Vulnerabilities in PrinterLogic could allow attackers to perform Remote Code Execution
- PrinterLogic's software does not validate the SSL certificate, verify the integrity of the code, or sanitize special characters.
- This allows an attacker to reconfigure the software and remotely execute arbitrary code.
Vulnerabilities in PrinterLogic Print Management software could allow an attacker to reconfigure the software and remotely execute arbitrary code.
What are the vulnerabilities?
- The vulnerability tracked as (CVE-2018-5408) is due to not validating, or incorrectly validating, the PrinterLogic management portal's SSL certificate. This could allow an attacker to spoof a trusted entity by using a man-in-the-middle (MITM) attack.
- The vulnerability tracked as (CVE-2018-5409) arises as the software does not verify the origin and integrity of the code before updating or executing it. This could allow an attacker to execute malicious code by compromising the host server, performing DNS spoofing, or modifying the code in transit.
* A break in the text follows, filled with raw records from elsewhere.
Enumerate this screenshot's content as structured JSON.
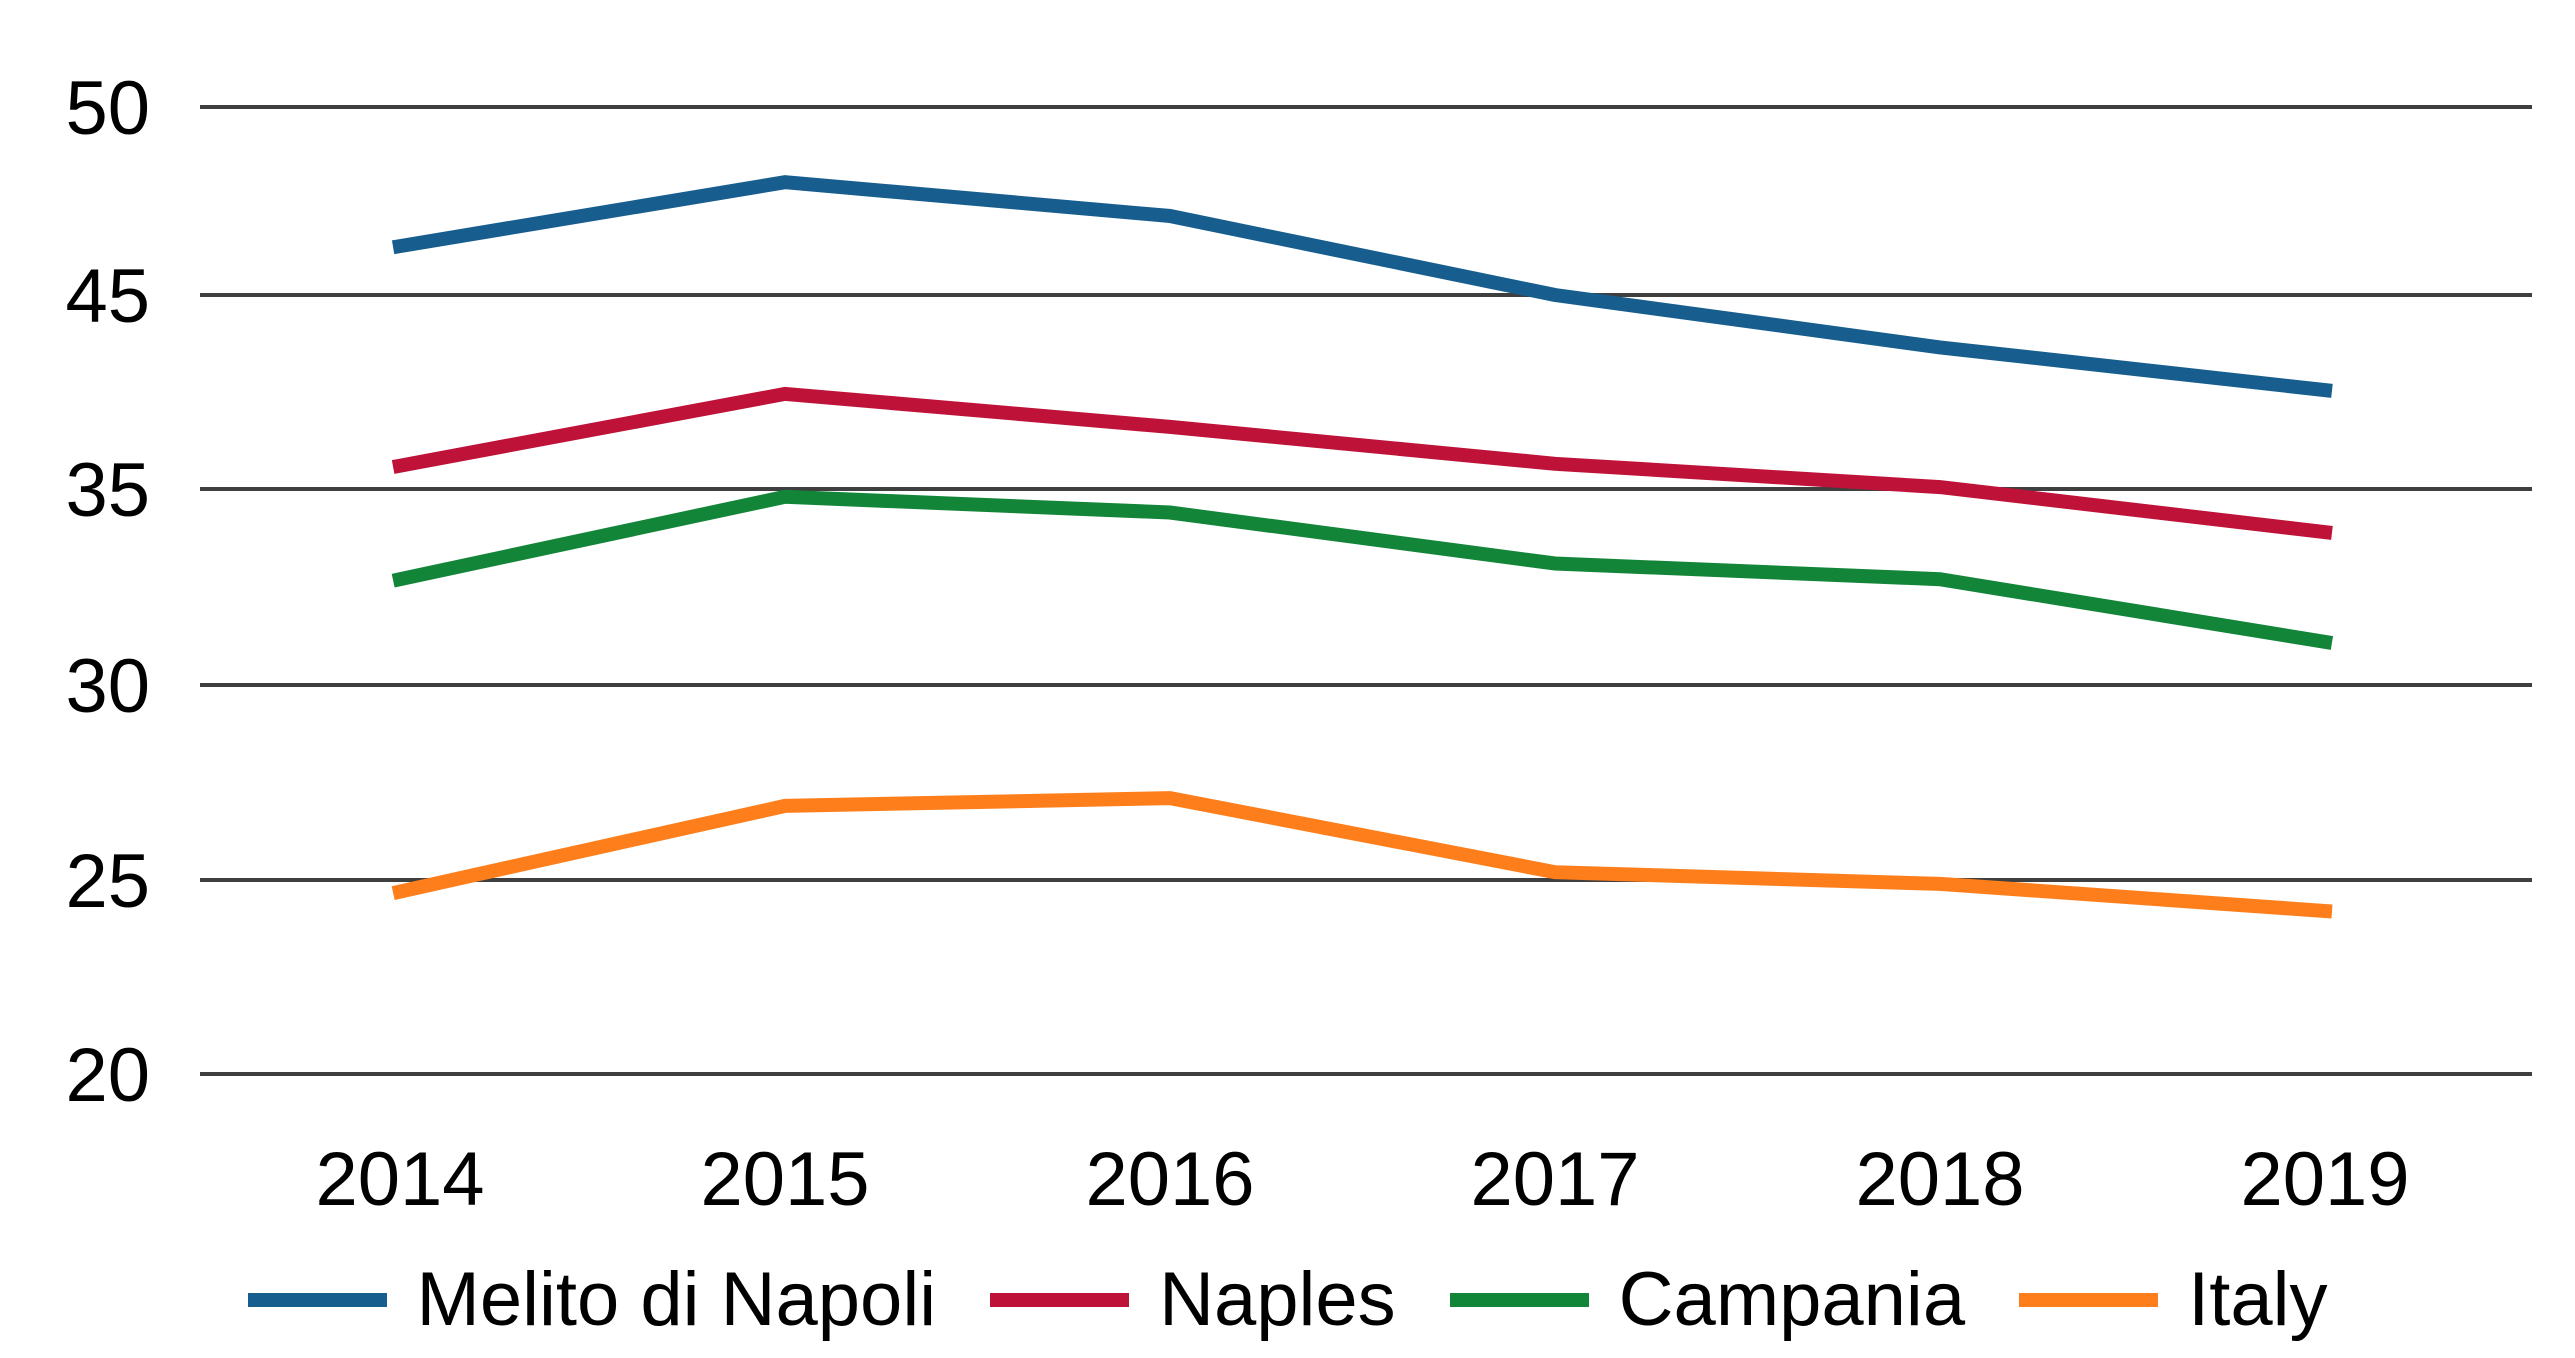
{
  "chart_data": {
    "type": "line",
    "title": "",
    "xlabel": "",
    "ylabel": "",
    "x": [
      "2014",
      "2015",
      "2016",
      "2017",
      "2018",
      "2019"
    ],
    "series": [
      {
        "name": "Melito di Napoli",
        "color": "#175E8E",
        "values": [
          46.3,
          48.0,
          47.1,
          45.0,
          42.3,
          40.1
        ]
      },
      {
        "name": "Naples",
        "color": "#BE1239",
        "values": [
          36.2,
          39.9,
          38.2,
          36.3,
          35.1,
          33.9
        ]
      },
      {
        "name": "Campania",
        "color": "#128539",
        "values": [
          32.7,
          34.8,
          34.4,
          33.1,
          32.7,
          31.1
        ]
      },
      {
        "name": "Italy",
        "color": "#FD7E1B",
        "values": [
          24.7,
          26.9,
          27.1,
          25.2,
          24.9,
          24.2
        ]
      }
    ],
    "y_axis": {
      "tick_labels": [
        "50",
        "45",
        "35",
        "30",
        "25",
        "20"
      ],
      "tick_values": [
        50,
        45,
        35,
        30,
        25,
        20
      ],
      "top_value": 50,
      "bottom_value": 20,
      "note": "gridlines evenly spaced; no gridline or label for 40"
    },
    "grid": true,
    "legend_position": "bottom",
    "colors": {
      "gridline": "#3F3F3F",
      "text": "#000000",
      "background": "#FFFFFF"
    }
  }
}
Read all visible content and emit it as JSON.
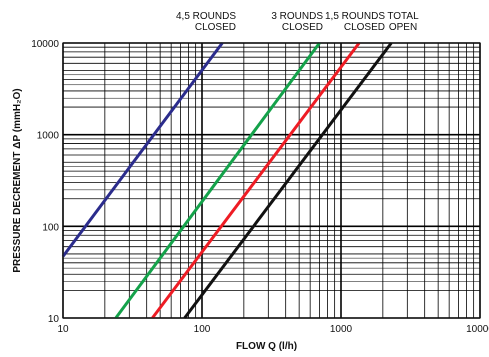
{
  "chart_data": {
    "type": "line",
    "x_scale": "log",
    "y_scale": "log",
    "xlim": [
      10,
      10000
    ],
    "ylim": [
      10,
      10000
    ],
    "grid": true,
    "xlabel": "FLOW Q (l/h)",
    "ylabel": "PRESSURE DECREMENT ΔP (mmH₂O)",
    "x_ticks": [
      "10",
      "100",
      "1000",
      "10000"
    ],
    "y_ticks": [
      "10",
      "100",
      "1000",
      "10000"
    ],
    "series": [
      {
        "name": "4,5 ROUNDS CLOSED",
        "label_lines": [
          "4,5 ROUNDS",
          "CLOSED"
        ],
        "color": "#2b2c8c",
        "x": [
          10,
          140
        ],
        "y": [
          47,
          10000
        ]
      },
      {
        "name": "3 ROUNDS CLOSED",
        "label_lines": [
          "3 ROUNDS",
          "CLOSED"
        ],
        "color": "#14a24a",
        "x": [
          24,
          700
        ],
        "y": [
          10,
          10000
        ]
      },
      {
        "name": "1,5 ROUNDS CLOSED",
        "label_lines": [
          "1,5 ROUNDS",
          "CLOSED"
        ],
        "color": "#ee1c24",
        "x": [
          44,
          1350
        ],
        "y": [
          10,
          10000
        ]
      },
      {
        "name": "TOTAL OPEN",
        "label_lines": [
          "TOTAL",
          "OPEN"
        ],
        "color": "#111111",
        "x": [
          75,
          2300
        ],
        "y": [
          10,
          10000
        ]
      }
    ]
  }
}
- The vulnerability tracked as (CVE-2019-9505) arises because of not sanitizing special characters. This could allow an attacker to remotely make unauthorized changes to configuration files.
Which version is impacted?
The vulnerability has impacted all PrinterLogic agent versions up to 188.8.131.52.
Patch not available
Security update to fix the vulnerabilities is currently not available. However, to avoid MiTM attacks, users should consider using 'always on' VPN. It is also recommended to enforce application whitelisting on the endpoint to prevent the execution of malicious code through the PrinterLogic agent.